Happy subtraction to all!  Gotta run, err continue to walk post-baby for a while!

Monday, March 24, 2014

Mentor Monday: Memoirs and Motherhood!

Thanks to a friend of mine, Krista at Teaching Momster, I am back on the blogging bandwagon and couldn't be more excited!  For one reason, I will be home for the next few months on maternity leave and for another, I have lots of ideas I've been wanting to share and discuss!

I am joining up with the Mentor Monday Linky highlighting books that focus on the teaching of memoirs.  Krista is actually guest hosting it this week from Emily's blog, and I love the organizer she created to get started with memoirs.  I think the best way to get started with a memoir is to use mentor texts and to model it through your own writing.  Actually, I believe this is the best way to get started with any unit: mentor texts and modeling.

What picture would I use for my small moment right now?  Well, this one of course!  Our baby will be 3 weeks old tomorrow.  I can already think of many different moments to write about.  And memoirs were a perfect topic for me to brag and share about our absolutely perfect little guy!

Okay, back to the classroom application.  My go-to texts for memoirs is always Patricia Polacco - and maybe to a fault - but I just love her style of writing and the messages in her stories.  I love how she depicts a moment so vividly and can pull a reader into her life so quickly.  I think Polacco is best used for the older grade levels since the text complexity is a bit higher.  With so many picture books, she has many options to choose from, too, which is why I like to have a collection in the room that students can read independently if they choose.

Two of my favorites are My Rotten Redheaded Older Brother and The Junkyard Wonders.  I like these because one is about family and siblings which a lot of students can relate.  The Junkyard Wonders is an amazing story about a group of "special" students or misfits, who realize they are truly genius-level thinkers and creators.
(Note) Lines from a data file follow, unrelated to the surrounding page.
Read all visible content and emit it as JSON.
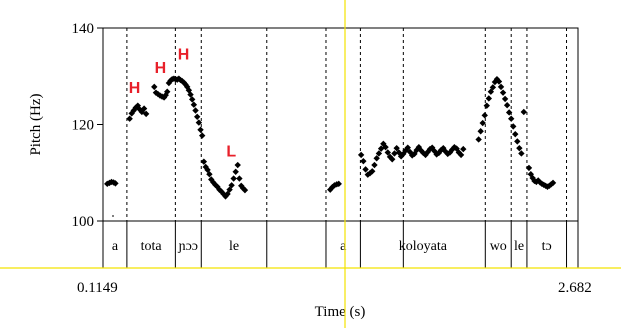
{
  "chart_data": {
    "type": "scatter",
    "title": "",
    "xlabel": "Time (s)",
    "ylabel": "Pitch (Hz)",
    "xlim": [
      0.1149,
      2.682
    ],
    "ylim": [
      100,
      140
    ],
    "x_tick_labels": [
      "0.1149",
      "2.682"
    ],
    "y_ticks": [
      100,
      120,
      140
    ],
    "y_tick_labels": [
      "100",
      "120",
      "140"
    ],
    "boundaries": [
      0.1149,
      0.244,
      0.506,
      0.646,
      1.0,
      1.32,
      1.506,
      1.738,
      2.181,
      2.321,
      2.406,
      2.62,
      2.682
    ],
    "segments": [
      {
        "label": "a",
        "start": 0.1149,
        "end": 0.244
      },
      {
        "label": "tota",
        "start": 0.244,
        "end": 0.506
      },
      {
        "label": "ɲɔɔ",
        "start": 0.506,
        "end": 0.646
      },
      {
        "label": "le",
        "start": 0.646,
        "end": 1.0
      },
      {
        "label": "",
        "start": 1.0,
        "end": 1.32
      },
      {
        "label": "a",
        "start": 1.32,
        "end": 1.506
      },
      {
        "label": "koloyata",
        "start": 1.506,
        "end": 2.181
      },
      {
        "label": "wo",
        "start": 2.181,
        "end": 2.321
      },
      {
        "label": "le",
        "start": 2.321,
        "end": 2.406
      },
      {
        "label": "tɔ",
        "start": 2.406,
        "end": 2.62
      },
      {
        "label": "",
        "start": 2.62,
        "end": 2.682
      }
    ],
    "tone_labels": [
      {
        "text": "H",
        "x": 0.285,
        "y": 126.5
      },
      {
        "text": "H",
        "x": 0.425,
        "y": 130.7
      },
      {
        "text": "H",
        "x": 0.55,
        "y": 133.5
      },
      {
        "text": "L",
        "x": 0.808,
        "y": 113.4
      }
    ],
    "series": [
      {
        "points": [
          [
            0.138,
            107.7
          ],
          [
            0.15,
            107.9
          ],
          [
            0.161,
            108.1
          ],
          [
            0.172,
            108.0
          ],
          [
            0.182,
            107.8
          ],
          [
            0.259,
            121.2
          ],
          [
            0.27,
            122.3
          ],
          [
            0.281,
            122.9
          ],
          [
            0.292,
            123.5
          ],
          [
            0.303,
            123.9
          ],
          [
            0.314,
            123.1
          ],
          [
            0.325,
            122.6
          ],
          [
            0.337,
            123.3
          ],
          [
            0.348,
            122.2
          ],
          [
            0.392,
            127.8
          ],
          [
            0.401,
            126.6
          ],
          [
            0.412,
            126.3
          ],
          [
            0.423,
            126.0
          ],
          [
            0.434,
            125.8
          ],
          [
            0.445,
            125.6
          ],
          [
            0.454,
            126.1
          ],
          [
            0.462,
            126.8
          ],
          [
            0.471,
            128.6
          ],
          [
            0.48,
            129.1
          ],
          [
            0.489,
            129.4
          ],
          [
            0.498,
            129.5
          ],
          [
            0.507,
            129.4
          ],
          [
            0.516,
            129.3
          ],
          [
            0.525,
            129.5
          ],
          [
            0.534,
            129.2
          ],
          [
            0.543,
            129.0
          ],
          [
            0.552,
            128.7
          ],
          [
            0.561,
            128.3
          ],
          [
            0.57,
            127.8
          ],
          [
            0.579,
            127.1
          ],
          [
            0.588,
            126.2
          ],
          [
            0.597,
            125.2
          ],
          [
            0.606,
            124.1
          ],
          [
            0.615,
            122.9
          ],
          [
            0.624,
            121.6
          ],
          [
            0.633,
            120.4
          ],
          [
            0.642,
            118.9
          ],
          [
            0.651,
            117.7
          ],
          [
            0.66,
            112.3
          ],
          [
            0.67,
            111.2
          ],
          [
            0.68,
            110.6
          ],
          [
            0.69,
            109.7
          ],
          [
            0.7,
            108.6
          ],
          [
            0.711,
            108.0
          ],
          [
            0.722,
            107.5
          ],
          [
            0.733,
            107.1
          ],
          [
            0.744,
            106.5
          ],
          [
            0.755,
            106.1
          ],
          [
            0.766,
            105.6
          ],
          [
            0.777,
            105.1
          ],
          [
            0.788,
            105.6
          ],
          [
            0.799,
            106.5
          ],
          [
            0.81,
            107.4
          ],
          [
            0.821,
            108.8
          ],
          [
            0.832,
            110.2
          ],
          [
            0.843,
            111.6
          ],
          [
            0.852,
            108.8
          ],
          [
            0.862,
            107.3
          ],
          [
            0.872,
            106.8
          ],
          [
            0.882,
            106.4
          ],
          [
            1.343,
            106.5
          ],
          [
            1.354,
            107.0
          ],
          [
            1.366,
            107.4
          ],
          [
            1.378,
            107.6
          ],
          [
            1.389,
            107.7
          ],
          [
            1.51,
            113.7
          ],
          [
            1.522,
            112.4
          ],
          [
            1.534,
            110.7
          ],
          [
            1.546,
            109.6
          ],
          [
            1.558,
            109.9
          ],
          [
            1.57,
            110.3
          ],
          [
            1.582,
            111.6
          ],
          [
            1.594,
            113.0
          ],
          [
            1.606,
            114.0
          ],
          [
            1.618,
            115.0
          ],
          [
            1.63,
            116.0
          ],
          [
            1.642,
            115.3
          ],
          [
            1.654,
            114.2
          ],
          [
            1.666,
            113.3
          ],
          [
            1.678,
            112.8
          ],
          [
            1.69,
            114.0
          ],
          [
            1.702,
            115.1
          ],
          [
            1.714,
            114.2
          ],
          [
            1.726,
            113.4
          ],
          [
            1.738,
            113.9
          ],
          [
            1.75,
            114.6
          ],
          [
            1.762,
            115.2
          ],
          [
            1.774,
            114.3
          ],
          [
            1.786,
            113.6
          ],
          [
            1.798,
            113.9
          ],
          [
            1.81,
            114.7
          ],
          [
            1.822,
            115.3
          ],
          [
            1.834,
            114.6
          ],
          [
            1.846,
            114.1
          ],
          [
            1.858,
            113.7
          ],
          [
            1.87,
            114.3
          ],
          [
            1.882,
            114.9
          ],
          [
            1.894,
            115.2
          ],
          [
            1.906,
            114.5
          ],
          [
            1.918,
            113.8
          ],
          [
            1.93,
            114.1
          ],
          [
            1.942,
            114.7
          ],
          [
            1.954,
            115.1
          ],
          [
            1.966,
            114.4
          ],
          [
            1.978,
            113.9
          ],
          [
            1.99,
            114.2
          ],
          [
            2.002,
            114.8
          ],
          [
            2.014,
            115.3
          ],
          [
            2.026,
            115.0
          ],
          [
            2.038,
            114.2
          ],
          [
            2.05,
            113.7
          ],
          [
            2.062,
            114.9
          ],
          [
            2.145,
            116.9
          ],
          [
            2.156,
            118.6
          ],
          [
            2.167,
            120.3
          ],
          [
            2.178,
            121.9
          ],
          [
            2.189,
            123.9
          ],
          [
            2.2,
            125.4
          ],
          [
            2.211,
            126.8
          ],
          [
            2.222,
            127.7
          ],
          [
            2.233,
            128.8
          ],
          [
            2.244,
            129.4
          ],
          [
            2.255,
            128.9
          ],
          [
            2.266,
            127.8
          ],
          [
            2.277,
            126.6
          ],
          [
            2.288,
            125.3
          ],
          [
            2.299,
            124.0
          ],
          [
            2.31,
            122.5
          ],
          [
            2.321,
            121.2
          ],
          [
            2.332,
            119.6
          ],
          [
            2.343,
            118.0
          ],
          [
            2.354,
            116.5
          ],
          [
            2.365,
            115.1
          ],
          [
            2.376,
            114.0
          ],
          [
            2.389,
            122.6
          ],
          [
            2.417,
            111.0
          ],
          [
            2.427,
            109.7
          ],
          [
            2.437,
            108.9
          ],
          [
            2.447,
            108.3
          ],
          [
            2.457,
            108.1
          ],
          [
            2.467,
            108.4
          ],
          [
            2.477,
            108.0
          ],
          [
            2.487,
            107.7
          ],
          [
            2.497,
            107.5
          ],
          [
            2.507,
            107.3
          ],
          [
            2.517,
            107.1
          ],
          [
            2.527,
            107.3
          ],
          [
            2.537,
            107.6
          ],
          [
            2.547,
            107.9
          ]
        ]
      }
    ]
  }
}
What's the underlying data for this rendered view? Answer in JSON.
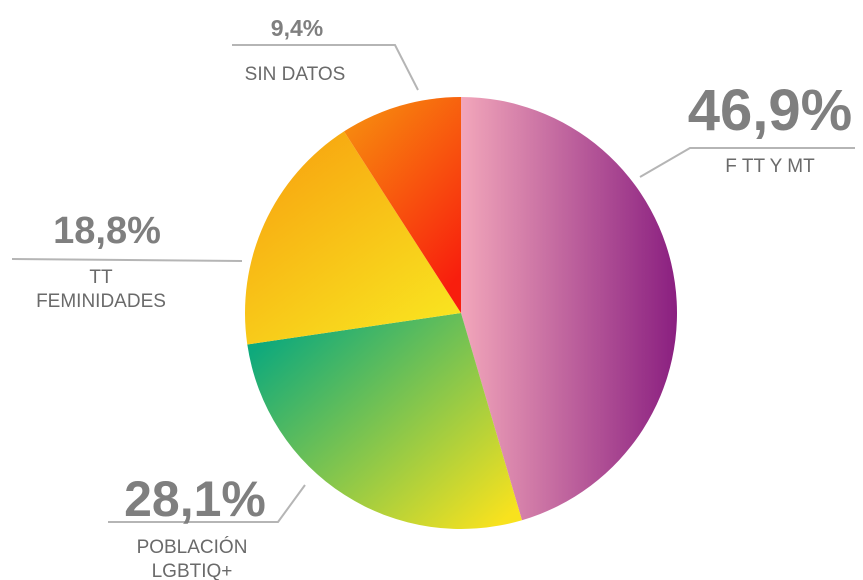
{
  "chart_data": {
    "type": "pie",
    "categories": [
      "F TT Y MT",
      "POBLACIÓN\nLGBTIQ+",
      "TT\nFEMINIDADES",
      "SIN DATOS"
    ],
    "values": [
      46.9,
      28.1,
      18.8,
      9.4
    ],
    "value_labels": [
      "46,9%",
      "28,1%",
      "18,8%",
      "9,4%"
    ],
    "colors": [
      [
        "#f2a6ba",
        "#8a1f80"
      ],
      [
        "#0ea97c",
        "#f8e21e"
      ],
      [
        "#f7a00f",
        "#f9e420"
      ],
      [
        "#f7900f",
        "#f81e0d"
      ]
    ]
  }
}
One Big Teaching Tip for Successful Memoirs by your Students:
- Give them many opportunities to discover their topic.  The topic(s) they choose to write about needs to be memorable, special, important, or hit home.  They need to be passionate about it and want to write about it.  Students will spend a lot of writing time with this moment, so don't force something for the sake of time.  Give them several mini lessons with mentor texts depicting various moments to spark their own memories and find something they just can't wait to talk about, write about, revise, and share.

Gotta run, well actually walk right now, but soon enough!  The baby and I are going to head out for a walk despite the 40 degree temps here in Indy!  At least it's sunny.